Wet Lindsay had to put her oar in.

“The trouble is, of course, that she does lead the others into it.”

Oh yeah, that’ll be the day.

I started to say, “Well, actually, funnily enough, this time it was…”

And Jas looked at me like an annoying fringey puppy. Dear God, she’s not joking. She actually does want to be a prefect. It is vair nice of me to even be mates with her under the circs.

It’s an act of charity really. And when I had mentioned my plan for sophisticosity she had said, “Hmmmmmmmmmmmm.”

But then she looked at me again. A bit tearful. Oh, bloody hell.

It had to be done.

I said, “Oh, OK, yes, it was my idea….”

Rosie and Jools said, “Well, not really. We all…”

But I plowed on.

“Whatever they say, they are my mates and they are covering for me. It was my idea, but it was only a tiddly tiny fiery thing.”

Mr. Attwood said, “I bet that’s what the baker said about the fire he started that turned into the Great Fire of London.”

What is he rambling on about? We’re not even in London.

Anyway, the long and the long of it is that the others have got a ticking off and reprimands and I have got detention…and worst of all…have to “help” Mr. Attwood this term. Again.

Oh, what larks we’ll have.

Not.

detention

4:00 p.m.

Jas squeezed my hand as she left for home, and she pressed a secret stash of midget gems into my hand. She said, “You are truly my bezzie mate of all time, Georgia.”
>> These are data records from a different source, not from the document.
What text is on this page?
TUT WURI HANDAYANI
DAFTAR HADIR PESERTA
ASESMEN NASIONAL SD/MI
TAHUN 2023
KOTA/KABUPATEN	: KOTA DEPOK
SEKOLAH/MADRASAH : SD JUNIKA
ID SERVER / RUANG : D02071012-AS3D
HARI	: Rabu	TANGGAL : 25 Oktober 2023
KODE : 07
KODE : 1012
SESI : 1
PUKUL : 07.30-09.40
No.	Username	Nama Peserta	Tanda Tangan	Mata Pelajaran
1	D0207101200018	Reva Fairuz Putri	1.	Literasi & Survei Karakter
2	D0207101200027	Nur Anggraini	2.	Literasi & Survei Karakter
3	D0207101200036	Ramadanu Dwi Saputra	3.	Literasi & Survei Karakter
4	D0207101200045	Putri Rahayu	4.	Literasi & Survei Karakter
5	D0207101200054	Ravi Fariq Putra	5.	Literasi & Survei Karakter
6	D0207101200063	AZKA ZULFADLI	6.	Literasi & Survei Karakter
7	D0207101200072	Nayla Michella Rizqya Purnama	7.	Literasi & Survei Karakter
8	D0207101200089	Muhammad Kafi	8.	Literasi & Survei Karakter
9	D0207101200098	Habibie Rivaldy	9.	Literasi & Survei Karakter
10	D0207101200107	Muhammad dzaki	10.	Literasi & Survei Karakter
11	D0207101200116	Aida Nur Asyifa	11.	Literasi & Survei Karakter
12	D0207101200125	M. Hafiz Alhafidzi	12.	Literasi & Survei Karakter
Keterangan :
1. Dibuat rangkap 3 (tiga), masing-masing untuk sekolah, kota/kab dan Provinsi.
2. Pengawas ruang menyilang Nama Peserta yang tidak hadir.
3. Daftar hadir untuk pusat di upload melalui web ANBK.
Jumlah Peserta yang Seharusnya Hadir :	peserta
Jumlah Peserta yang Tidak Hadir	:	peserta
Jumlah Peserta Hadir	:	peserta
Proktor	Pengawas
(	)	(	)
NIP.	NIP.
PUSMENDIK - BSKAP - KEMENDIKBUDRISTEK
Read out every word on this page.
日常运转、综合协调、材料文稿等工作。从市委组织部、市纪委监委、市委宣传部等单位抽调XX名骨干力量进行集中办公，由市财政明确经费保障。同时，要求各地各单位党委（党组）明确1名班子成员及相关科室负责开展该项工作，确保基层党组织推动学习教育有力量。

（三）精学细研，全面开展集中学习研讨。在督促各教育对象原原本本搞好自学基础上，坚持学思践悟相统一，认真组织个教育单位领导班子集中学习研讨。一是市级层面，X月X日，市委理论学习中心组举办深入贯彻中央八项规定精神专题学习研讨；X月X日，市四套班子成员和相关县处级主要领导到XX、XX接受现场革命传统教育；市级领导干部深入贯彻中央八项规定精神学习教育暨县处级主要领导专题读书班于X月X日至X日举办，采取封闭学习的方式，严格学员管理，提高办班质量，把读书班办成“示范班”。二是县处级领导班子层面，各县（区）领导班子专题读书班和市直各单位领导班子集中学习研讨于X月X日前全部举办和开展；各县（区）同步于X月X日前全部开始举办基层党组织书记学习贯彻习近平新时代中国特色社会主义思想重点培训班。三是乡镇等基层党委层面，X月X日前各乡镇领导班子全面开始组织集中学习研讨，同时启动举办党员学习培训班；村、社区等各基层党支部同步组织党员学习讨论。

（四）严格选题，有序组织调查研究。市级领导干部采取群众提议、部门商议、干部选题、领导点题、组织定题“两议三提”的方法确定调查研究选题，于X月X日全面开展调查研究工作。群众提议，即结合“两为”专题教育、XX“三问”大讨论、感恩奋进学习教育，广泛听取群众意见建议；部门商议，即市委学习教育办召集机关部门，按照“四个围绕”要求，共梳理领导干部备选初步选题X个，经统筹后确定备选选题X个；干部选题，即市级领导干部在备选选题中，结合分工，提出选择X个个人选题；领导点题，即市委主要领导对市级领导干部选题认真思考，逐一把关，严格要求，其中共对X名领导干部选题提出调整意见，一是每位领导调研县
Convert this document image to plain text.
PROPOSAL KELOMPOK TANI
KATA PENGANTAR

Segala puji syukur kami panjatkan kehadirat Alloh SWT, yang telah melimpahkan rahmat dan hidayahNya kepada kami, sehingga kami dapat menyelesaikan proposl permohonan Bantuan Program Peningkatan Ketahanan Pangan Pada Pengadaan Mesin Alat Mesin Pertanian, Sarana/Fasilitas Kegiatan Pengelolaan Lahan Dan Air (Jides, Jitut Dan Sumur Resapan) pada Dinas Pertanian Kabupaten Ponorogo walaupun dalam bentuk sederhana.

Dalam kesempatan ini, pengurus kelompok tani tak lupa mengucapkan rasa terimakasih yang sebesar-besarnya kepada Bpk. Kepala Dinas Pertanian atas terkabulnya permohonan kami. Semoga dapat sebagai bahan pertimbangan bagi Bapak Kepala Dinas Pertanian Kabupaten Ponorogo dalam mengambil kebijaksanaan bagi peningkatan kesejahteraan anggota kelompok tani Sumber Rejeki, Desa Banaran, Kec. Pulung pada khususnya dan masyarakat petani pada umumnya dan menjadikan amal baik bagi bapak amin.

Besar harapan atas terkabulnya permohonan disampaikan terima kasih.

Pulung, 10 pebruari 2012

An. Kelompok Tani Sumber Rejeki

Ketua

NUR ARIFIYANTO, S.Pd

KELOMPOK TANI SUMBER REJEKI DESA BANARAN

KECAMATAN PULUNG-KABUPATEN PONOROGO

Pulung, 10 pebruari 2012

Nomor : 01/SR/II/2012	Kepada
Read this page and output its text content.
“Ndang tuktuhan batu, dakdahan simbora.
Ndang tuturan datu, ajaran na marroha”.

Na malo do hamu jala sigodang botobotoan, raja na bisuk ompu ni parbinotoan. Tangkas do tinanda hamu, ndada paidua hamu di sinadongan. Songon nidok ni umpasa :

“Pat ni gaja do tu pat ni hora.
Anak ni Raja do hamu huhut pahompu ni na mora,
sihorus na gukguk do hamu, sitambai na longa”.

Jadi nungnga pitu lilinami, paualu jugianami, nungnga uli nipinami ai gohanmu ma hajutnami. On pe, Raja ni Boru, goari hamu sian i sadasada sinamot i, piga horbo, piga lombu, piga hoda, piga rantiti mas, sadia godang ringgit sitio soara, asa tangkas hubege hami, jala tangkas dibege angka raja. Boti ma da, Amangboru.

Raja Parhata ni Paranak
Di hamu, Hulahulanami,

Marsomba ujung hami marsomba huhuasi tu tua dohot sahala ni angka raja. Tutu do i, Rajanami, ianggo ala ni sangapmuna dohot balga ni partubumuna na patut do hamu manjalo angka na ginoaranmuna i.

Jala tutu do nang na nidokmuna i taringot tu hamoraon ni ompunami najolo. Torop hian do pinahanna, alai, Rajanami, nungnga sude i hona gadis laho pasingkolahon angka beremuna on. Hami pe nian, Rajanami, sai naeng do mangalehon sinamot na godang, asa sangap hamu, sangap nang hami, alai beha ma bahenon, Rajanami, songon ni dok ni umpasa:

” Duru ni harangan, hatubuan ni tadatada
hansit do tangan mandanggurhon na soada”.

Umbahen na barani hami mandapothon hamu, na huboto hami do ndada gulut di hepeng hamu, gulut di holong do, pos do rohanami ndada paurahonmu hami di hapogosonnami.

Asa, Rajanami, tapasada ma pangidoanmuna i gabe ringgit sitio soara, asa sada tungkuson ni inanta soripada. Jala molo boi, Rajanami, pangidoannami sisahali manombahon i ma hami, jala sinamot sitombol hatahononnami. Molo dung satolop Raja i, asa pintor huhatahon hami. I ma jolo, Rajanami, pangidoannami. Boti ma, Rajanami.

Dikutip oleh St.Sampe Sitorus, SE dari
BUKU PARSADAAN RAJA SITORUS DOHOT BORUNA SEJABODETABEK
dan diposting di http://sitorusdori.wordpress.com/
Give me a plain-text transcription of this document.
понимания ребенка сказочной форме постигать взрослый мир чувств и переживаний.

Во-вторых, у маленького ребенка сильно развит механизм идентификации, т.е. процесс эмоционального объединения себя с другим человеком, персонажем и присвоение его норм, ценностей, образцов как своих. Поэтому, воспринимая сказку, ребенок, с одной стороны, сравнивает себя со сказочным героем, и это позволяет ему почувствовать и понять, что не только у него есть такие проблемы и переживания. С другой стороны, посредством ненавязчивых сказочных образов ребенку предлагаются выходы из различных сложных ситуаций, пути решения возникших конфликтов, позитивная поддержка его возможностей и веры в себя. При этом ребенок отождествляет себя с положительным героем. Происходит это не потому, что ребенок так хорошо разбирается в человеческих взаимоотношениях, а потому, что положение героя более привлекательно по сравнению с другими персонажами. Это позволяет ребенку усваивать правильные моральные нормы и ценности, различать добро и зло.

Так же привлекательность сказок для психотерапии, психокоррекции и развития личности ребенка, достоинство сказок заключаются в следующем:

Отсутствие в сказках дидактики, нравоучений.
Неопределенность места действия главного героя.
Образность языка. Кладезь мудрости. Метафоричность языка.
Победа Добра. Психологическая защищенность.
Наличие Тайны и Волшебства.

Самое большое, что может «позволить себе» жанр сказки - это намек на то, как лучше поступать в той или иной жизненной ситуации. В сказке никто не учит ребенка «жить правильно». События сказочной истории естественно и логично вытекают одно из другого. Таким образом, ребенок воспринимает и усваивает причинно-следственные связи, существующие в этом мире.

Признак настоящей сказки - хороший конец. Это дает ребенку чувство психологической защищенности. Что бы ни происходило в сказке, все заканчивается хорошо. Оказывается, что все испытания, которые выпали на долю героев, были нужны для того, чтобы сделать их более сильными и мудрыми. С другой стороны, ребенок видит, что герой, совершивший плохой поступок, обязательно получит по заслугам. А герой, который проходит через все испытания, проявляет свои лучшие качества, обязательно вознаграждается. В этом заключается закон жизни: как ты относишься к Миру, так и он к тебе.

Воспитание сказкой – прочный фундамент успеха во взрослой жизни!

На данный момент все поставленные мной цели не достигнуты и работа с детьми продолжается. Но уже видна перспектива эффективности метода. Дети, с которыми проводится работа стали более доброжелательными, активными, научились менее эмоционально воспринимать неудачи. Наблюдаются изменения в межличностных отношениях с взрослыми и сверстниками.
And she is not wrong. I am without doubtosity top mate of all time.

4:05 p.m.

Luckily, I have got Miss Wilson as my prison guard, so I will be able to make best possible use of my time.

First of all, I am going to plan my Luuurve God re-entrancing plan.

fifteen minutes later

The Luuurve God re-entrancing plan.

  1. “You are never alone with your lippy and mascara.” I am going to make a sort of pouch that fits under my bra and pants so that I have a secret supply at all times. Even if the Luuurve God pops up unexpectedly (oo-er) I can refresh by reaching for my pouch. N.B. Make my pouch out of nice softy soft material so that I can wear it in bed. In case the Luuurve God pops up unexpectedly in the night. (Oo-er.)
  2. I will exude sophisticosity with just a hint of glaciosity. I think the European Luuurve God likes this sort of thing. He is not, after all, a crude Viking like Sven, who quite frankly
    wouldn’t recognize glaciosity if it hit him in the face. On the contrary, Sven would think you were playing hard to get because you were a lezzie and that would give him the Horn.

four minutes later

Be nice. This means regrettably I will not be disco dancing like a twit anymore. When the Stiff Dylans play, I will waft around like a…wafting thing on waft tablets. I will laugh lightly, but at no time don a false beard.